Opinion

SOME NON-ELIOT SLEAZE

Eliot Spitzer’s humiliation has domi nated headlines lately, but the resig nation of Client 9 isn’t the only Albany-based corruption story in the news.

Last Thursday, jurors at the opening of Brooklyn Assemblywoman Diane Gordon’s bribery trial saw a videotape in which she cut a deal with a developer: She would get him a $2 million parcel of vacant city-owned land in exchange for a custom-built $500,000 home.

And not just any home: Gordon was heard specifying how she wanted granite countertops, cherry cabinets, a “nice-sized living room” and Jacuzzis in both bathrooms – all for just one dollar.

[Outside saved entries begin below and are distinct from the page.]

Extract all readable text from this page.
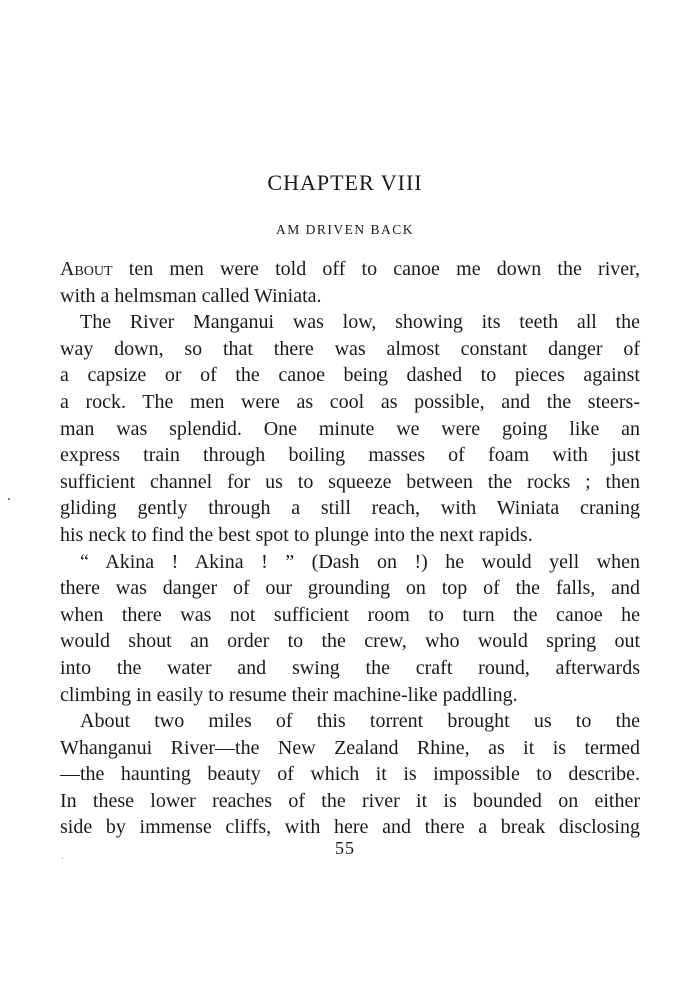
CHAPTER VIII
AM DRIVEN BACK
About ten men were told off to canoe me down the river,
with a helmsman called Winiata.
The River Manganui was low, showing its teeth all the
way down, so that there was almost constant danger of
a capsize or of the canoe being dashed to pieces against
a rock. The men were as cool as possible, and the steers-
man was splendid. One minute we were going like an
express train through boiling masses of foam with just
sufficient channel for us to squeeze between the rocks ; then
gliding gently through a still reach, with Winiata craning
his neck to find the best spot to plunge into the next rapids.
“ Akina ! Akina ! ” (Dash on !) he would yell when
there was danger of our grounding on top of the falls, and
when there was not sufficient room to turn the canoe he
would shout an order to the crew, who would spring out
into the water and swing the craft round, afterwards
climbing in easily to resume their machine-like paddling.
About two miles of this torrent brought us to the
Whanganui River—the New Zealand Rhine, as it is termed
—the haunting beauty of which it is impossible to describe.
In these lower reaches of the river it is bounded on either
side by immense cliffs, with here and there a break disclosing
55
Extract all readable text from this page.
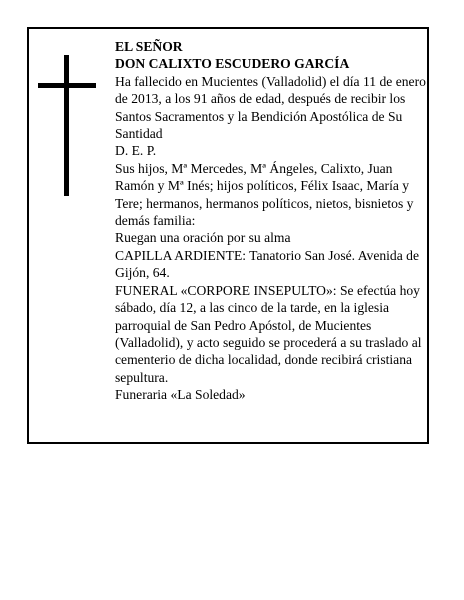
EL SEÑOR

DON CALIXTO ESCUDERO GARCÍA

Ha fallecido en Mucientes (Valladolid) el día 11 de enero de 2013, a los 91 años de edad, después de recibir los Santos Sacramentos y la Bendición Apostólica de Su Santidad

D. E. P.

Sus hijos, Mª Mercedes, Mª Ángeles, Calixto, Juan Ramón y Mª Inés; hijos políticos, Félix Isaac, María y Tere; hermanos, hermanos políticos, nietos, bisnietos y demás familia:

Ruegan una oración por su alma

CAPILLA ARDIENTE: Tanatorio San José. Avenida de Gijón, 64.

FUNERAL «CORPORE INSEPULTO»: Se efectúa hoy sábado, día 12, a las cinco de la tarde, en la iglesia parroquial de San Pedro Apóstol, de Mucientes (Valladolid), y acto seguido se procederá a su traslado al cementerio de dicha localidad, donde recibirá cristiana sepultura.

Funeraria «La Soledad»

“One hand washes another hand,” Gordon was heard telling the developer. “You can make it happen.”

Think of it as Albany’s mantra.

And Diane Gordon – who still sits in the Assembly while facing 5-to-15 years in prison – isn’t the legislator to utter it.

There was Clarence Norman, the onetime Brooklyn Democratic boss and assemblyman, who’s suffered three felony larceny convictions.

Or Bronx Democrat Gloria Davis, who pled guilty to bribery.

Or Roger Green, another Brooklyn Democrat, who copped to misdemeanor larceny in falsifying travel expenses.

And then there’s Brian McLaughlin.

The seven-term ex-assemblyman and former municipal labor-union leader last week pled to perjury and racketeering – ripping off both the taxpayers and his own union members.

The list of his crimes is staggering.

Overall, he stole $2.2 million, including:

* Some $400,000 in cash kickbacks plus three cars (one of which went to his wife, another to his girlfriend) from street-lighting contractors.

* Cash for his son’s tuition, his mortgage and his Albany apartment rent.

* And $95,000 ripped off from the Electchester Athletic Association, a program McLaughlin set up with so-called “member-item” legislative money to run sports programs union members’ kids.

McLaughlin has yet to express any remorse for his greed – excessive even by Albany’s piggish standards. Maybe he’ll start feeling some once he starts serving his expected 8-to-10 years behind bars.

Meanwhile, here’s a suggestion: The Committee to Elect Brian M. McLaughlin enjoys a cash balance of $786,058.80.

How about using that money to reimburse McLaughlin’s victims – starting with that sports program?